Well I finished up my org. comm. project. Now I just have to present it tomorrow. I am really not looking forward to doing the presentation. Generally I love giving speeches but... like I've said before, I'm really antsy. I just want to turn it in and have that be that. I know, I know, I need to get over myself. Sometimes you have to do things that you don't want to do. Well screw that. I don't want to work at Perkins and I'm doing that anyway. So there!

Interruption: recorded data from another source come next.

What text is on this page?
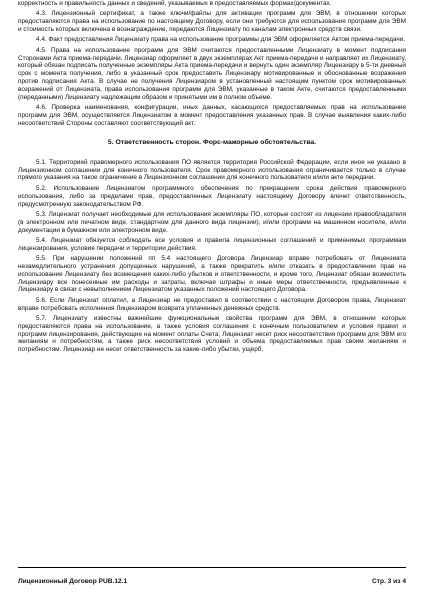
корректность и правильность данных и сведений, указываемых в предоставляемых формах/документах.

4.3. Лицензионный сертификат, а также ключи/файлы для активации программ для ЭВМ, в отношении которых предоставляются права на использование по настоящему Договору, если они требуются для использования программ для ЭВМ и стоимость которых включена в вознаграждение, передаются Лицензиату по каналам электронных средств связи.

4.4. Факт предоставления Лицензиату права на использование программы для ЭВМ оформляется Актом приема-передачи.

4.5. Права на использование программ для ЭВМ считаются предоставленными Лицензиату в момент подписания Сторонами Акта приема-передачи. Лицензиар оформляет в двух экземплярах Акт приема-передачи и направляет их Лицензиату, который обязан подписать полученные экземпляры Акта приема-передачи и вернуть один экземпляр Лицензиару в 5-ти дневный срок с момента получения, либо в указанный срок предоставить Лицензиару мотивированные и обоснованные возражения против подписания Акта. В случае не получения Лицензиаром в установленный настоящим пунктом срок мотивированных возражений от Лицензиата, права использования программ для ЭВМ, указанные в таком Акте, считаются предоставленными (переданными) Лицензиату надлежащим образом и принятыми им в полном объеме.

4.6. Проверка наименования, конфигурации, иных данных, касающихся предоставляемых прав на использование программ для ЭВМ, осуществляется Лицензиатом в момент предоставления указанных прав. В случае выявления каких-либо несоответствий Стороны составляют соответствующий акт.

5. Ответственность сторон. Форс-мажорные обстоятельства.

5.1. Территорией правомерного использования ПО является территория Российской Федерации, если иное не указано в Лицензионном соглашении для конечного пользователя. Срок правомерного использования ограничивается только в случае прямого указания на такое ограничение в Лицензионном соглашении для конечного пользователя и/или акте передачи.

5.2. Использование Лицензиатом программного обеспечения по прекращении срока действия правомерного использования, либо за пределами прав, предоставленных Лицензиату настоящему Договору влечет ответственность, предусмотренную законодательством РФ.

5.3. Лицензиат получает необходимые для использования экземпляры ПО, которые состоят из лицензии правообладателя (в электронном или печатном виде, стандартном для данного вида лицензии), и/или программ на машинном носителе, и/или документации в бумажном или электронном виде.

5.4. Лицензиат обязуется соблюдать все условия и правила лицензионных соглашений и применимых программам лицензирования, условия передачи и территории действия.

5.5. При нарушении положений пп 5.4 настоящего Договора Лицензиар вправе потребовать от Лицензиата незамедлительного устранения допущенных нарушений, а также прекратить и/или отказать в предоставлении прав на использование Лицензиату без возмещения каких-либо убытков и ответственности, и кроме того, Лицензиат обязан возместить Лицензиару все понесенные им расходы и затраты, включая штрафы и иные меры ответственности, предъявленные к Лицензиару в связи с невыполнением Лицензиатом указанных положений настоящего Договора.

5.6. Если Лицензиат оплатил, а Лицензиар не предоставил в соответствии с настоящим Договором права, Лицензиат вправе потребовать исполнения Лицензиаром возврата уплаченных денежных средств.

5.7. Лицензиату известны важнейшие функциональные свойства программ для ЭВМ, в отношении которых предоставляются права на использование, а также условия соглашения с конечным пользователем и условия правил и программ лицензирования, действующие на момент оплаты Счета; Лицензиат несет риск несоответствия программ для ЭВМ его желаниям и потребностям, а также риск несоответствия условий и объема предоставляемых прав своим желаниям и потребностям. Лицензиар не несет ответственность за какие-либо убытки, ущерб,

Лицензионный Договор PUB.12.1	Стр. 3 из 4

Rich and I had a little talk last night. His family is going through some stuff but it sounds like things could get better. I really hope so. But because of this he realized some things and, I have to say, I'm glad he did. It felt good to hear him admit to some things that I almost wondered if he realized he did. After he called me last night I felt better, lol. I've been really stressed out over what to do about the fights Rich and I have been having lately. They really hurt my heart. And I really want to talk to him but at the same time I've been kind of scared to. I am hoping that through the realizations that Rich has made, and I am so proud of him, that maybe things will become a little less strained between us, too, and that we can communicate a little better. I hope he knows how much I absolutely adore him and want nothing but good things for him. And I hope that things just get brighter for him because he deserves it.
Sooooooooooooooooo I'm sitting here waiting till I can leave and go to work. I'm bored. Whatever. I have nothing else to say right now. I better make some money tonight!
My mommy's coming to stay with me this coming Monday. Yay to that!
Okay... this entry is bleh. More later!